Mashed Potatoes, Donna Leon's Venice & Cortázar's Counter Novel


In this 2020 September it is impossible to understand what the future will bring. This makes it difficult to imagine being in that future and then looking back to discern what will stand out as important.

For me I will look back at my Rosemary’s and my declining health and how two brother and sister cats made that 2020 a bearable one by the comfort they bring to our lives.

There is one item in that year which will be represented by the reading of one book. The book is Julio Cortázar’s Rayuela. If more people were aware of its existence in a language other than Spanish they might understand that Hopscotch (the book’s title in English) is up there in complexity with anything that James Joyce ever wrote.

I read it first in 1966 in Buenos Aires. The reading left no trace in my memory. This time around I read it slowly in the evenings to the point that some of my nightmares centre on events of this novel, particularly as I met the author in my home many times in my youth. He was a friend of my fathers.

Of the novel, Cortázar points out that Rayuela is many books and in particular, two. As a reader I  am given a few choices. The first book, he explains ends in Chapter 56 after which on the last page of that chapter there are three little stars indicating that it is the end. The second book begins on Chapter 73 and Cortázar makes no comment on what to do with the interim chapters but does have a chart with pages and chapters to read.

 

"Table of Instructions" and structure

Written in an episodic, snapshot manner, the novel has 155 chapters, the last 99 designated as "expendable." Some of these "expendable" chapters fill in gaps that occur in the main storyline, while others add information about the characters or record the aesthetic or literary speculations of a writer named Morelli who makes a brief appearance in the narrative. Some of the "expendable" chapters at first seem like random musings, but upon closer inspection solve questions that arise during the reading of the first two parts of the book.

An author's note suggests that the book would best be read in one of two possible ways, either progressively from chapters 1 to 56 or by "hopscotching" through the entire set of 155 chapters according to a "Table of Instructions designated by the author. Cortázar also leaves the reader the option of choosing a unique path through the narrative.

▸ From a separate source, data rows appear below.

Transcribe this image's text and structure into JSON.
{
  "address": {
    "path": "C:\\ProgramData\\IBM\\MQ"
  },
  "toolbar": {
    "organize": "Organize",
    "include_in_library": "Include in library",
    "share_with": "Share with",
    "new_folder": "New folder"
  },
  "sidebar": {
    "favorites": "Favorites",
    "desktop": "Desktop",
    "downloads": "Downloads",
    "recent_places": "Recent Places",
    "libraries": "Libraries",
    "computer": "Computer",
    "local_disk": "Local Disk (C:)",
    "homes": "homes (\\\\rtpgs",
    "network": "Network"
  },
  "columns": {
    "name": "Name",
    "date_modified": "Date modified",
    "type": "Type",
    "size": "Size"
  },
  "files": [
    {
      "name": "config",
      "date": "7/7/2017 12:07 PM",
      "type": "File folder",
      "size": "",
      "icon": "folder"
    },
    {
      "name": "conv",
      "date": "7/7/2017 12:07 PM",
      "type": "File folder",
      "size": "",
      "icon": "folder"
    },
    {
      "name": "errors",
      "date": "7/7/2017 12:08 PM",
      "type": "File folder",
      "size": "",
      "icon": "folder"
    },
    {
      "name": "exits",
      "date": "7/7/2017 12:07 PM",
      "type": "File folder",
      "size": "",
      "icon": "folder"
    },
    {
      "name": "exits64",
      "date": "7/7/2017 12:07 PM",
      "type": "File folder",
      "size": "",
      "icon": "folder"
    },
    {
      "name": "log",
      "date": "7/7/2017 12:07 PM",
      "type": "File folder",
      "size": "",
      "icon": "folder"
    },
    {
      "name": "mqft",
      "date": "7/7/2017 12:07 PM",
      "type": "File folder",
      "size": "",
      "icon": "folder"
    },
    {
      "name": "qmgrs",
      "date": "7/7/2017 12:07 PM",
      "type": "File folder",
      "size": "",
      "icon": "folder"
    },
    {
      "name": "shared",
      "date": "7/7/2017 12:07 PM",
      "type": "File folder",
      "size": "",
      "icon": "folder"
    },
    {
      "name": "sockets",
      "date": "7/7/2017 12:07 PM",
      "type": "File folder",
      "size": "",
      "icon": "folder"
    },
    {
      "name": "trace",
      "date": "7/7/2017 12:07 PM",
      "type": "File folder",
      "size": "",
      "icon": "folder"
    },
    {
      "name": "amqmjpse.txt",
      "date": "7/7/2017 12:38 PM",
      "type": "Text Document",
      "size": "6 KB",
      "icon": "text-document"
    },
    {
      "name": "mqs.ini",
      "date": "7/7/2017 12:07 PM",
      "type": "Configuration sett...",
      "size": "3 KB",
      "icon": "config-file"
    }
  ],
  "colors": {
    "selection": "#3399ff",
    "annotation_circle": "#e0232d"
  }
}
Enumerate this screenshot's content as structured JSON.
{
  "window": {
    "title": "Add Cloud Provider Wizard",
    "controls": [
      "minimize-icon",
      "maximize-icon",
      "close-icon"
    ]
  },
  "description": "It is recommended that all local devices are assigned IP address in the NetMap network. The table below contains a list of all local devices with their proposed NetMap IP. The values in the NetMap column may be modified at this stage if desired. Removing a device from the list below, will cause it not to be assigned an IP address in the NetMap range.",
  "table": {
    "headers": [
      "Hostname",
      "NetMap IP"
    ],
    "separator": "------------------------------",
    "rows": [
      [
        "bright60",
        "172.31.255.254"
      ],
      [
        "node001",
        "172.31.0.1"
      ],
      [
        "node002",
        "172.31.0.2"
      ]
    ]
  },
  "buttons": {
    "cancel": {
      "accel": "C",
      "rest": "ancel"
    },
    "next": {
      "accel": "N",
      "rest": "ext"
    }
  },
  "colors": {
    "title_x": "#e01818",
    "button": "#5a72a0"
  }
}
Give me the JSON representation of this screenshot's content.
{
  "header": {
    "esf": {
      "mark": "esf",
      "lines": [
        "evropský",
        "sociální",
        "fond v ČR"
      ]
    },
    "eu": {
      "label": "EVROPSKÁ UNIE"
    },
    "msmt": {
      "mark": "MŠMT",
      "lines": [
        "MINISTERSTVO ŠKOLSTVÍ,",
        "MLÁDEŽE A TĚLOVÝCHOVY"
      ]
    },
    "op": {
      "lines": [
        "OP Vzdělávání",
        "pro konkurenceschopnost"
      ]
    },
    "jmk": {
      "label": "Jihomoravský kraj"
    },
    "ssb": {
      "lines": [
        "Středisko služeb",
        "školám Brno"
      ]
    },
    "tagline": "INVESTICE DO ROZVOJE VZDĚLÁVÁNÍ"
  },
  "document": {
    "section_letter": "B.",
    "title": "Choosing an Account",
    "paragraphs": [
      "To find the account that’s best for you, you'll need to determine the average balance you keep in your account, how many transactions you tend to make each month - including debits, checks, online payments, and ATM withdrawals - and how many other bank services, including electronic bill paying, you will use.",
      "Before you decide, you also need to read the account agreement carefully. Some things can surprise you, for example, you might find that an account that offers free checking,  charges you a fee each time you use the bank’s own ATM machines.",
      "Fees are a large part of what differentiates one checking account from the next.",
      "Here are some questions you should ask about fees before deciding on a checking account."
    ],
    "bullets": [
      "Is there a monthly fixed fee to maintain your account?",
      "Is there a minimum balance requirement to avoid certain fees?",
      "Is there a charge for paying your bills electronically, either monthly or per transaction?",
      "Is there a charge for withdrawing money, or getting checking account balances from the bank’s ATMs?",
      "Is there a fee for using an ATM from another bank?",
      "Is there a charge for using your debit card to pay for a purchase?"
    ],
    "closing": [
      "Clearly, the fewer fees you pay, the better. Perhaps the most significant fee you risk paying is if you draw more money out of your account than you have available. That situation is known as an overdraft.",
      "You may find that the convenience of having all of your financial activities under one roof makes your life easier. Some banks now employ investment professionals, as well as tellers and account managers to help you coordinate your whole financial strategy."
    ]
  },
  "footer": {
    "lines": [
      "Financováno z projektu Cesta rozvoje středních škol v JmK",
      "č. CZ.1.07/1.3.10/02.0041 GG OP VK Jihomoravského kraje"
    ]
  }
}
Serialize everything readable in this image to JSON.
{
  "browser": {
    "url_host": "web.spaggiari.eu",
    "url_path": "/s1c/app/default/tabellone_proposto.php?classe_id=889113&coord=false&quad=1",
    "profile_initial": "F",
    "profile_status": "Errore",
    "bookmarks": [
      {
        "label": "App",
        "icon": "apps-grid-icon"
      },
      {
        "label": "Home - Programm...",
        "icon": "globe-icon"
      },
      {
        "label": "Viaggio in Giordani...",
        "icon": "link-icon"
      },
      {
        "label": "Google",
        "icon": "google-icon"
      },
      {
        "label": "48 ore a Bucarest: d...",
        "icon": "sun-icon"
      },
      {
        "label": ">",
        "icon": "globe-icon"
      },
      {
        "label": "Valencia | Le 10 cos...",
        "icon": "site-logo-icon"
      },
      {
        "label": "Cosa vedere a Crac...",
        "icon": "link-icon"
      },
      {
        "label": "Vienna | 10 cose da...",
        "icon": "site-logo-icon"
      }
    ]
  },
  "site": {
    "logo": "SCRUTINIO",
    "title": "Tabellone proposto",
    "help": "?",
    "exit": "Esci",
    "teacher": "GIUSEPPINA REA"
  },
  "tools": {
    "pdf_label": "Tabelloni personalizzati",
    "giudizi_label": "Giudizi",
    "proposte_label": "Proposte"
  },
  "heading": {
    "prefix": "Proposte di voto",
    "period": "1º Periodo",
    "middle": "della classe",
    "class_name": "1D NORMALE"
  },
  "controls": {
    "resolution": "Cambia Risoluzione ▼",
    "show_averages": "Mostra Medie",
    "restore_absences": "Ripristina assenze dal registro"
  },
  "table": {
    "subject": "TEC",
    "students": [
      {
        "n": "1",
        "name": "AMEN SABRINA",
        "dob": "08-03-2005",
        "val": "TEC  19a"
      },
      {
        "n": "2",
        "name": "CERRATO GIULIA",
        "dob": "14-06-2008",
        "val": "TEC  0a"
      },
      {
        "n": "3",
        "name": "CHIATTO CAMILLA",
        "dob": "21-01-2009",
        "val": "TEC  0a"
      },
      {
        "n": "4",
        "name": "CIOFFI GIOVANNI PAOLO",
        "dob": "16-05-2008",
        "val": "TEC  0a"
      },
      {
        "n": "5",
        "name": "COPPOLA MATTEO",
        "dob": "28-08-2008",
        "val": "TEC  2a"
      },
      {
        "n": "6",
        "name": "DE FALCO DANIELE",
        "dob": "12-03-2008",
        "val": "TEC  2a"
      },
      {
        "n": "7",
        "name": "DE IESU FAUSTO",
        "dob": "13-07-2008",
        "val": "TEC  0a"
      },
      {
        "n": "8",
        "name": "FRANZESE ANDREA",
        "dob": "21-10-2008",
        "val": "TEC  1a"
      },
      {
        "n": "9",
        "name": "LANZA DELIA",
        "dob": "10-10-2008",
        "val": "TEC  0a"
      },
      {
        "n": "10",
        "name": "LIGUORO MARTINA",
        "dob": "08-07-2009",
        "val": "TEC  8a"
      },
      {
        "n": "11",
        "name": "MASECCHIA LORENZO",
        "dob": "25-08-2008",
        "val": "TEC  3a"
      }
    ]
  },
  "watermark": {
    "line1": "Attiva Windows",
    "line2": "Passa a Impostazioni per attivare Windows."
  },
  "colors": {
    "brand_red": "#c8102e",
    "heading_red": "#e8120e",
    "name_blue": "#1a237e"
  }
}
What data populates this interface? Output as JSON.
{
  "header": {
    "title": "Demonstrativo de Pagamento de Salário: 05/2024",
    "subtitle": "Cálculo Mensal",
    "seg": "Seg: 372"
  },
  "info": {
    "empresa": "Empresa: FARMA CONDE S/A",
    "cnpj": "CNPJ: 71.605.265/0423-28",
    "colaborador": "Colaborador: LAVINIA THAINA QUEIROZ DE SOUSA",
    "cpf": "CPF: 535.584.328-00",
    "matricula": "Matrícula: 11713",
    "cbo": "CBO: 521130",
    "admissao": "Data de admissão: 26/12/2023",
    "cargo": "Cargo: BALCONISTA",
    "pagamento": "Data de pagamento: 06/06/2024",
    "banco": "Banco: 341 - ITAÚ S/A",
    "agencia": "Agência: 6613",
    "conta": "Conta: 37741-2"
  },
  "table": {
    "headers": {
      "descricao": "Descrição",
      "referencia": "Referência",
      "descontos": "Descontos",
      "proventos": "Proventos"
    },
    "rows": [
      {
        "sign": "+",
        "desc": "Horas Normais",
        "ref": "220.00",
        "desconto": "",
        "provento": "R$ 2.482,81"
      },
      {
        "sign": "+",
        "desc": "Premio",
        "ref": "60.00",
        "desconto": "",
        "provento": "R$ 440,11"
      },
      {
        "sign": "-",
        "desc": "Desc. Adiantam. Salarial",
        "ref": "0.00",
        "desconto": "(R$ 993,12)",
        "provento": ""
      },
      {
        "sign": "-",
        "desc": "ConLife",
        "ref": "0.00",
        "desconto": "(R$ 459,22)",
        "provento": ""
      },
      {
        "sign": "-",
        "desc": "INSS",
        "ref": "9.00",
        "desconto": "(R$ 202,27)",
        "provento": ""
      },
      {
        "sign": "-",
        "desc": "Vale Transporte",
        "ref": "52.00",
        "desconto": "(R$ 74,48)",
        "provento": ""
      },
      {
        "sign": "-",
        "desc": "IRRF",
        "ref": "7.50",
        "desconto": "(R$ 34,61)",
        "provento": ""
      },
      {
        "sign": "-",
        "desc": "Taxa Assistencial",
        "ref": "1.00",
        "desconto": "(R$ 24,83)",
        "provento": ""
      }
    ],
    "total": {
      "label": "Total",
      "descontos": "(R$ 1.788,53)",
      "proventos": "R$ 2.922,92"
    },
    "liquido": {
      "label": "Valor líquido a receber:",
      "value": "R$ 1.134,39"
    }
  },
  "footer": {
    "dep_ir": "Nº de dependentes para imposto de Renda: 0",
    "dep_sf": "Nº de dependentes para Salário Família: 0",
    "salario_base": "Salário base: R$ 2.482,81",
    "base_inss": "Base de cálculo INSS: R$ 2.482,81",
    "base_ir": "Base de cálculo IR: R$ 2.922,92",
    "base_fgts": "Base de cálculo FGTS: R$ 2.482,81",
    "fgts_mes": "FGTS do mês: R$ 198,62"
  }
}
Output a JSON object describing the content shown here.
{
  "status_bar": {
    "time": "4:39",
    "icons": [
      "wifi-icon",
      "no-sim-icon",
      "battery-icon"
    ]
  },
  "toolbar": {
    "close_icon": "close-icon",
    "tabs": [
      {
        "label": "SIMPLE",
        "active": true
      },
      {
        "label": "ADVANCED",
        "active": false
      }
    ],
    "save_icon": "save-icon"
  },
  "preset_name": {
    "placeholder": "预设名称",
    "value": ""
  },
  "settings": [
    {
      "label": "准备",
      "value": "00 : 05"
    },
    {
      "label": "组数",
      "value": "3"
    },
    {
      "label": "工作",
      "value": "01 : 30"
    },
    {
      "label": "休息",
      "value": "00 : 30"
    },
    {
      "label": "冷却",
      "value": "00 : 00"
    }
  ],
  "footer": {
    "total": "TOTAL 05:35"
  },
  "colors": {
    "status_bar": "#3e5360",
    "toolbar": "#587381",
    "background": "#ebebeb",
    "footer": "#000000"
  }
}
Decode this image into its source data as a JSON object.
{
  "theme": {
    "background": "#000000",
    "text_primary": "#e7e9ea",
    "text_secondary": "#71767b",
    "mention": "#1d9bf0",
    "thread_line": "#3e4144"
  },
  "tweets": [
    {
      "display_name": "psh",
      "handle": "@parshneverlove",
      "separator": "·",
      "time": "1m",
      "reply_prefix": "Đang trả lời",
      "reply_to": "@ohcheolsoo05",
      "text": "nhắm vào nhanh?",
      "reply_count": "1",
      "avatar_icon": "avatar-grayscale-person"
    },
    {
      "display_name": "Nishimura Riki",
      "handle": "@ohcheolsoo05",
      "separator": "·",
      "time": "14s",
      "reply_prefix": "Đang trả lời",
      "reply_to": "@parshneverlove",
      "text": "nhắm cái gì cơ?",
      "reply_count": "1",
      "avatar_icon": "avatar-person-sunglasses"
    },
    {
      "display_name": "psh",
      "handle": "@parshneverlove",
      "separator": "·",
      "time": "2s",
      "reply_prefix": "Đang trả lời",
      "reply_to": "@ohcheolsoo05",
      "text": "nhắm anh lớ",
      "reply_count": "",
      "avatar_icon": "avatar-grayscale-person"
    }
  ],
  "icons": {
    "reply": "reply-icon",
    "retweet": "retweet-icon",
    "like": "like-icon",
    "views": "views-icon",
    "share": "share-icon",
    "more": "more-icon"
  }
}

Several narrative techniques are employed throughout the book, and frequently overlap, including first person, third person, and a kind of stream-of-consciousness. Traditional spelling and grammatical rules are often bent and sometimes broken outright.

Wikipedia

 

At this date, September 15 after quite a few months I can state that I have finished that first book. But I had to find a rest from my obsession.

That rest came from Donna Leon’s Trace Elements which I purchased two day s ago and finished in two evenings. It was refreshing (and soothing) to read without the help of my Galaxy 5 as it was with Rayuela with all those translated passages in French and the names of to me unknown jazz musicians, etc.

It was soothing to sort of know what to expect. I have read all of Leon’s previous Commissario Guido Brunetti novels set in Venice. After having been with my Rosemary in Venice in 2019 the places so nicely described by Leon are even more familiar.

The novel was like having comfort food (mashed potatoes and stew?). But this comfort-food-novel gave me a tad of indigestion. The ending I thought would be predictable. It was not. Commissario Brunetti had to make an ethical decision involving two situations. He had to let go of one of them. The ending was therefore not tidy. All the villains did not all go to jail.

It made me think and realize that Leon has been living so long in Venice that she knows about the slowness of justice in Italy or that the Mafia will be in existence for as long as people eat pizza. If the book were made into a film it would not pass the censorship of the American system of what is okay and what is not.

And then there was another content in this novel that fascinated me to no end. Leon must have done a thorough examination on how a glass of water from a Venetian tap gets there. Trace Elements is a novel about crimes committed to make that tap water questionable.

 Dust Gathered on the Glass

Henry James in Venice 

Breaking a pattern of distraction 

The gondola by my bed

 


 

To cope with the decision that Brunetti has to make he reads the tragedies of Aeschylus to determing how the tragedian inserted justice into them.

So, in the end, the mashed potatoes where just fine. There might be smoke in the air, but we have lots of space in Vancouver and the tap water is safe.

And best of all the novel was written in 2019 and events occur during a hot Italian summer full of tourist throngs in Venice. Imagine that!